LETTRE DE TOKYO
Les rues de Shibuya s’animent après plus de six mois sous état d’urgence en raison du coronavirus, à Tokyo, le 1er octobre 2021. KIICHIRO SATO / AP
A la tombée du jour, les enseignes et les lanternes de Nonbei Yokocho (« la venelle des pochards »), dans le quartier de Shibuya, à Tokyo, ont recommencé à briller. Elles signalent une quarantaine de minuscules bars, où l’on tient tout juste à cinq ou six. A Kabukicho, grand quartier nocturne de la capitale, les affaires reprennent et l’alcool est servi jusqu’à une heure avancée de la nuit – c’était déjà le cas en dépit de l’état d’urgence lié à la pandémie de Covid-19, mais désormais les clients sont plus nombreux.

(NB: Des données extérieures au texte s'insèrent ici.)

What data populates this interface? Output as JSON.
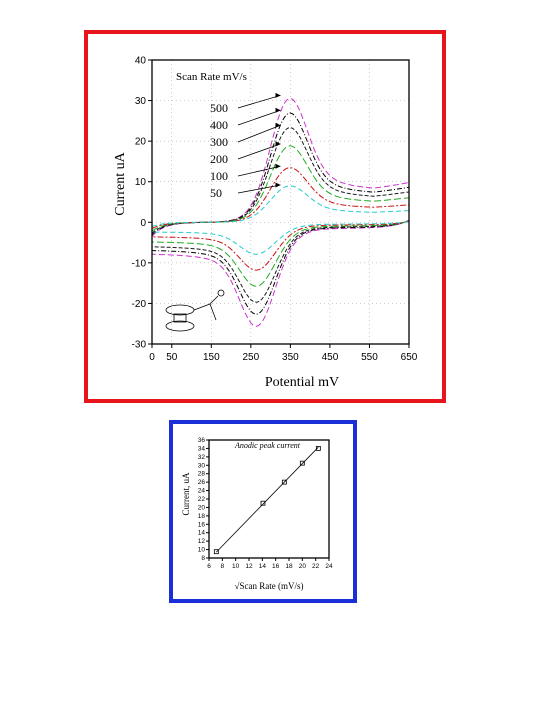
{
  "chart_data": [
    {
      "type": "line",
      "title": "",
      "xlabel": "Potential mV",
      "ylabel": "Current uA",
      "xlim": [
        0,
        650
      ],
      "ylim": [
        -30,
        40
      ],
      "xticks": [
        "0",
        "50",
        "150",
        "250",
        "350",
        "450",
        "550",
        "650"
      ],
      "yticks": [
        "-30",
        "-20",
        "-10",
        "0",
        "10",
        "20",
        "30",
        "40"
      ],
      "annotation": "Scan Rate mV/s",
      "grid": true,
      "legend_position": "top-left",
      "series": [
        {
          "name": "500",
          "color": "#cc33cc",
          "ipa": 34,
          "ipc": -26
        },
        {
          "name": "400",
          "color": "#000000",
          "ipa": 30,
          "ipc": -23
        },
        {
          "name": "300",
          "color": "#1a1a1a",
          "ipa": 26,
          "ipc": -20
        },
        {
          "name": "200",
          "color": "#22aa22",
          "ipa": 21,
          "ipc": -16
        },
        {
          "name": "100",
          "color": "#cc1111",
          "ipa": 15,
          "ipc": -12
        },
        {
          "name": "50",
          "color": "#22cccc",
          "ipa": 10,
          "ipc": -8
        }
      ],
      "anodic_peak_potential": 345,
      "cathodic_peak_potential": 265
    },
    {
      "type": "scatter",
      "title": "",
      "xlabel": "√Scan Rate (mV/s)",
      "ylabel": "Current, uA",
      "annotation": "Anodic peak current",
      "xlim": [
        6,
        24
      ],
      "ylim": [
        8,
        36
      ],
      "xticks": [
        "6",
        "8",
        "10",
        "12",
        "14",
        "16",
        "18",
        "20",
        "22",
        "24"
      ],
      "yticks": [
        "8",
        "10",
        "12",
        "14",
        "16",
        "18",
        "20",
        "22",
        "24",
        "26",
        "28",
        "30",
        "32",
        "34",
        "36"
      ],
      "points": [
        {
          "x": 7.1,
          "y": 9.5
        },
        {
          "x": 14.1,
          "y": 21.0
        },
        {
          "x": 17.3,
          "y": 26.0
        },
        {
          "x": 20.0,
          "y": 30.5
        },
        {
          "x": 22.4,
          "y": 34.0
        }
      ],
      "fit_line": [
        [
          7.1,
          9.4
        ],
        [
          22.4,
          34.3
        ]
      ]
    }
  ]
}
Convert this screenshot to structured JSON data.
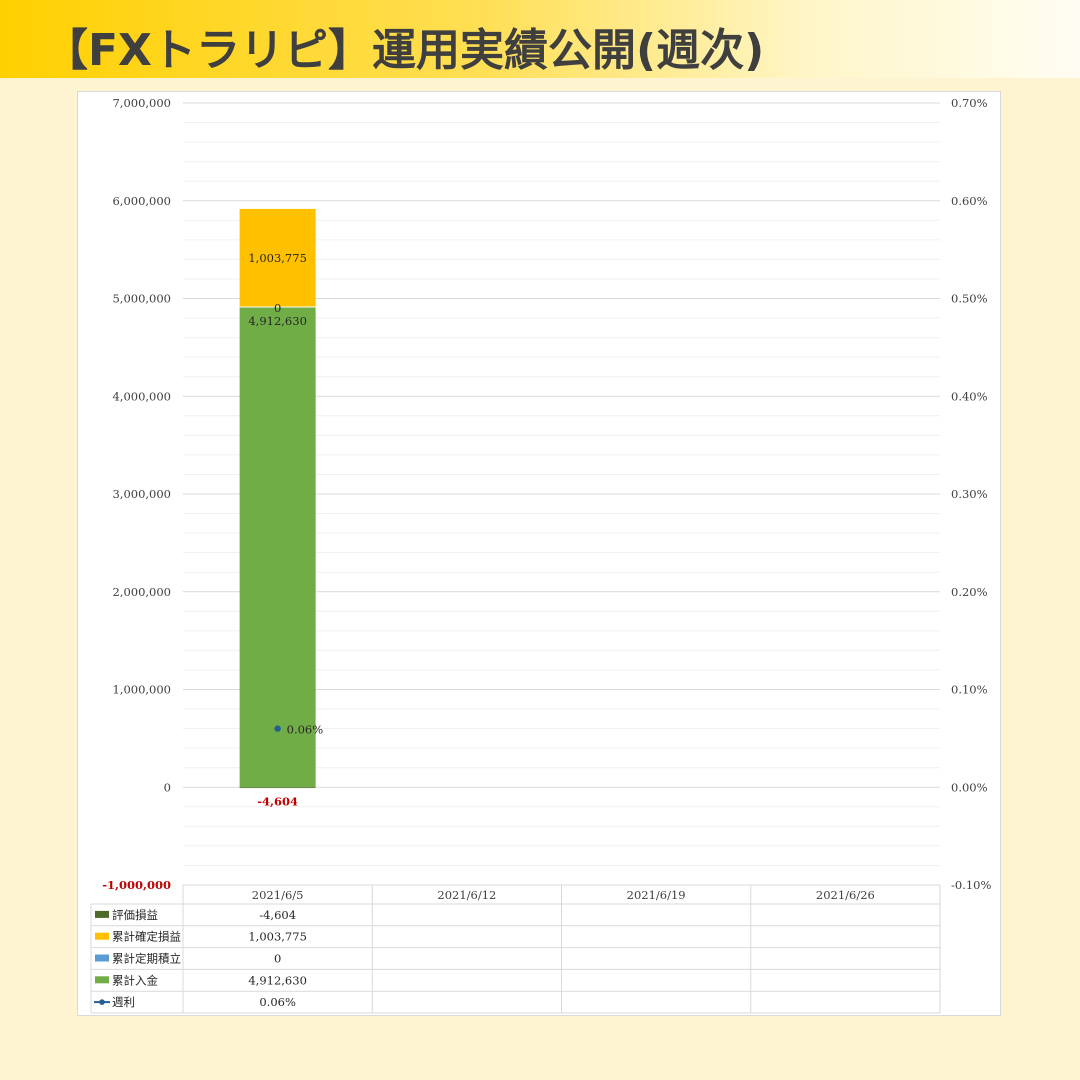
{
  "header": {
    "title": "【FXトラリピ】運用実績公開(週次)"
  },
  "chart_data": {
    "type": "bar",
    "stacked": true,
    "categories": [
      "2021/6/5",
      "2021/6/12",
      "2021/6/19",
      "2021/6/26"
    ],
    "y_left": {
      "min": -1000000,
      "max": 7000000,
      "major": 1000000,
      "minor": 200000,
      "tick_labels": [
        "-1,000,000",
        "0",
        "1,000,000",
        "2,000,000",
        "3,000,000",
        "4,000,000",
        "5,000,000",
        "6,000,000",
        "7,000,000"
      ],
      "negative_label_color": "#c00000"
    },
    "y_right": {
      "min": -0.1,
      "max": 0.7,
      "major": 0.1,
      "tick_labels": [
        "-0.10%",
        "0.00%",
        "0.10%",
        "0.20%",
        "0.30%",
        "0.40%",
        "0.50%",
        "0.60%",
        "0.70%"
      ]
    },
    "grid": true,
    "legend": "data-table",
    "series": [
      {
        "name": "評価損益",
        "color": "#4e6b2a",
        "values": [
          -4604,
          null,
          null,
          null
        ],
        "labels": [
          "-4,604",
          "",
          "",
          ""
        ],
        "label_color": "#c00000",
        "table": [
          "-4,604",
          "",
          "",
          ""
        ]
      },
      {
        "name": "累計確定損益",
        "color": "#ffc000",
        "values": [
          1003775,
          null,
          null,
          null
        ],
        "labels": [
          "1,003,775",
          "",
          "",
          ""
        ],
        "table": [
          "1,003,775",
          "",
          "",
          ""
        ]
      },
      {
        "name": "累計定期積立",
        "color": "#5b9bd5",
        "values": [
          0,
          null,
          null,
          null
        ],
        "labels": [
          "0",
          "",
          "",
          ""
        ],
        "table": [
          "0",
          "",
          "",
          ""
        ]
      },
      {
        "name": "累計入金",
        "color": "#70ad47",
        "values": [
          4912630,
          null,
          null,
          null
        ],
        "labels": [
          "4,912,630",
          "",
          "",
          ""
        ],
        "table": [
          "4,912,630",
          "",
          "",
          ""
        ]
      }
    ],
    "line_series": {
      "name": "週利",
      "color": "#255e91",
      "axis": "right",
      "values": [
        0.06,
        null,
        null,
        null
      ],
      "labels": [
        "0.06%",
        "",
        "",
        ""
      ],
      "table": [
        "0.06%",
        "",
        "",
        ""
      ]
    }
  }
}
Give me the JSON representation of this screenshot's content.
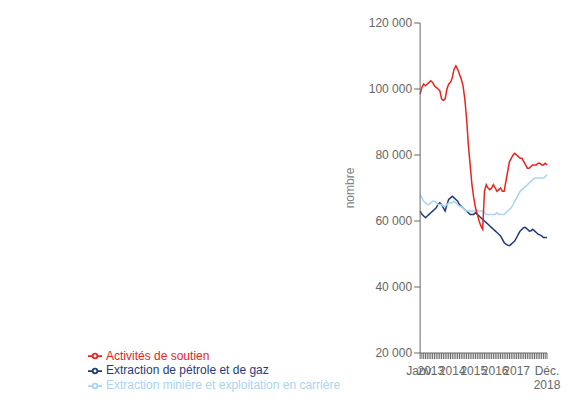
{
  "chart_data": {
    "type": "line",
    "title": "",
    "ylabel": "nombre",
    "categories": [
      "Janv.",
      null,
      null,
      null,
      null,
      null,
      "2013",
      null,
      null,
      null,
      null,
      null,
      null,
      null,
      null,
      null,
      null,
      null,
      "2014",
      null,
      null,
      null,
      null,
      null,
      null,
      null,
      null,
      null,
      null,
      null,
      "2015",
      null,
      null,
      null,
      null,
      null,
      null,
      null,
      null,
      null,
      null,
      null,
      "2016",
      null,
      null,
      null,
      null,
      null,
      null,
      null,
      null,
      null,
      null,
      null,
      "2017",
      null,
      null,
      null,
      null,
      null,
      null,
      null,
      null,
      null,
      null,
      null,
      null,
      null,
      null,
      null,
      null,
      "Déc.\n2018"
    ],
    "series": [
      {
        "name": "Extraction de pétrole et de gaz",
        "color": "#1f3b7a",
        "values": [
          63000,
          62000,
          61500,
          61000,
          61500,
          62000,
          62500,
          63000,
          63500,
          64000,
          65000,
          65500,
          65000,
          64000,
          63000,
          65000,
          66500,
          67000,
          67500,
          67000,
          66500,
          66000,
          65000,
          64500,
          64000,
          63500,
          63000,
          62500,
          62000,
          62000,
          62000,
          62500,
          62000,
          61500,
          61000,
          60500,
          60000,
          59500,
          59000,
          58500,
          58000,
          57500,
          57000,
          56500,
          56000,
          55500,
          54500,
          53500,
          53000,
          52700,
          52500,
          53000,
          53500,
          54000,
          55000,
          56000,
          57000,
          57500,
          58000,
          58000,
          57500,
          57000,
          57000,
          57500,
          57000,
          56500,
          56000,
          55800,
          55500,
          55000,
          55000,
          55000
        ]
      },
      {
        "name": "Extraction minière et exploitation en carrière",
        "color": "#a8d4f0",
        "values": [
          68000,
          67000,
          66000,
          65500,
          65000,
          65000,
          65500,
          66000,
          66000,
          65500,
          65000,
          65000,
          65000,
          64500,
          64500,
          65000,
          65500,
          65500,
          65500,
          66000,
          65500,
          65000,
          64500,
          64500,
          64000,
          63500,
          63000,
          63000,
          63000,
          63000,
          63000,
          63000,
          63000,
          63000,
          63000,
          63000,
          62500,
          62000,
          62000,
          62000,
          62000,
          62000,
          62000,
          62500,
          62000,
          62000,
          62000,
          62000,
          62500,
          63000,
          63500,
          64000,
          65000,
          66000,
          67000,
          68000,
          69000,
          69500,
          70000,
          70500,
          71000,
          71500,
          72000,
          72500,
          73000,
          73000,
          73000,
          73000,
          73000,
          73000,
          73500,
          74000
        ]
      },
      {
        "name": "Activités de soutien",
        "color": "#e8241c",
        "values": [
          98500,
          100500,
          101500,
          101000,
          101500,
          102000,
          102500,
          102000,
          101000,
          100500,
          100000,
          99500,
          97000,
          96500,
          97000,
          100000,
          101500,
          102000,
          103500,
          106000,
          107000,
          106000,
          104500,
          103000,
          101000,
          97000,
          91000,
          83000,
          77000,
          71000,
          67000,
          64000,
          62000,
          60000,
          58500,
          57500,
          69000,
          71000,
          70000,
          69500,
          70000,
          71000,
          70000,
          69000,
          69500,
          70000,
          69000,
          69000,
          72000,
          75000,
          78000,
          79000,
          80000,
          80500,
          80000,
          79500,
          79000,
          79000,
          78000,
          77000,
          76000,
          76000,
          76500,
          77000,
          77000,
          77000,
          77500,
          77500,
          77000,
          77000,
          77500,
          77000
        ]
      }
    ],
    "ylim": [
      20000,
      120000
    ],
    "yticks": [
      {
        "value": 20000,
        "label": "20 000"
      },
      {
        "value": 40000,
        "label": "40 000"
      },
      {
        "value": 60000,
        "label": "60 000"
      },
      {
        "value": 80000,
        "label": "80 000"
      },
      {
        "value": 100000,
        "label": "100 000"
      },
      {
        "value": 120000,
        "label": "120 000"
      }
    ],
    "grid": false,
    "legend": "lower left"
  }
}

Dans la capitale japonaise, les restrictions pesant encore sur les restaurants et les bars, qui doivent fermer à 21 heures, seront bientôt levées. Dans les faits, elles sont déjà ignorées. Et l’alcool recommence à être servi ouvertement. De petits établissements ont rouvert.
Après une augmentation alarmante des contaminations (plus de 6 000 cas par jour à Tokyo en août), qui avait provoqué un engorgement des hôpitaux, la vague est retombée (moins de 100 cas le 5 octobre). La campagne de vaccinations, marquée par un bien tardif et laborieux départ, s’est en outre accélérée : près de 70 % des Japonais ont reçu les deux doses. Les experts mettent néanmoins en garde contre une résurgence des contaminations avec l’arrivée de l’hiver.
Economiquement, les bars et les restaurants ont été les premières victimes des états d’urgence depuis 2020. Le dernier en date, entré en vigueur en juillet, leur interdisait de servir de l’alcool et exigeait qu’ils ferment à 20 heures. Mesures plus ou moins respectées : selon une enquête en août du quotidien Mainichi, 40 % des établissements de la capitale passaient outre, préférant, pour ceux qui avaient les reins assez solides, payer une amende et continuer à proposer de l’alcool.
Le pochard, « un évadé de la vie »
Comme ailleurs, l’alcool dénoue la parole, abolit les hiérarchies et fait sauter les imbibitions. A fortiori dans une société formaliste comme le Japon. Pour une soirée, les masques tombent et le salarié « exemplaire » perd sa rigidité.
L’ivresse excuse tout, ou presque. Le pochard est « un évadé de la vie », disait en français un ami japonais effectivement bien parti ce soir-là. La formule aux accents baudelairiens reflète ce que pensent nombre de ses compatriotes, qui sont indulgents, le plus souvent, pour ces « évadés de la vie ». Ils sont ignorés plus que gourmandés même si, titubants, ils invectivent le passant ou urinent dans une encoignure. Le pochard, dérivant et délirant, soutenu par ses amis eux aussi quelque peu avinés, est raisonné par les policiers, qui essaient de le mettre dans un taxi ou dans un train – auquel cas il risque de s’affaler de tout son long sur une banquette et d’arriver au terminus sans s’être aperçu qu’il avait raté sa station. Trop tard pour repartir en arrière, il finira au mieux dans un sauna ouvert toute la nuit.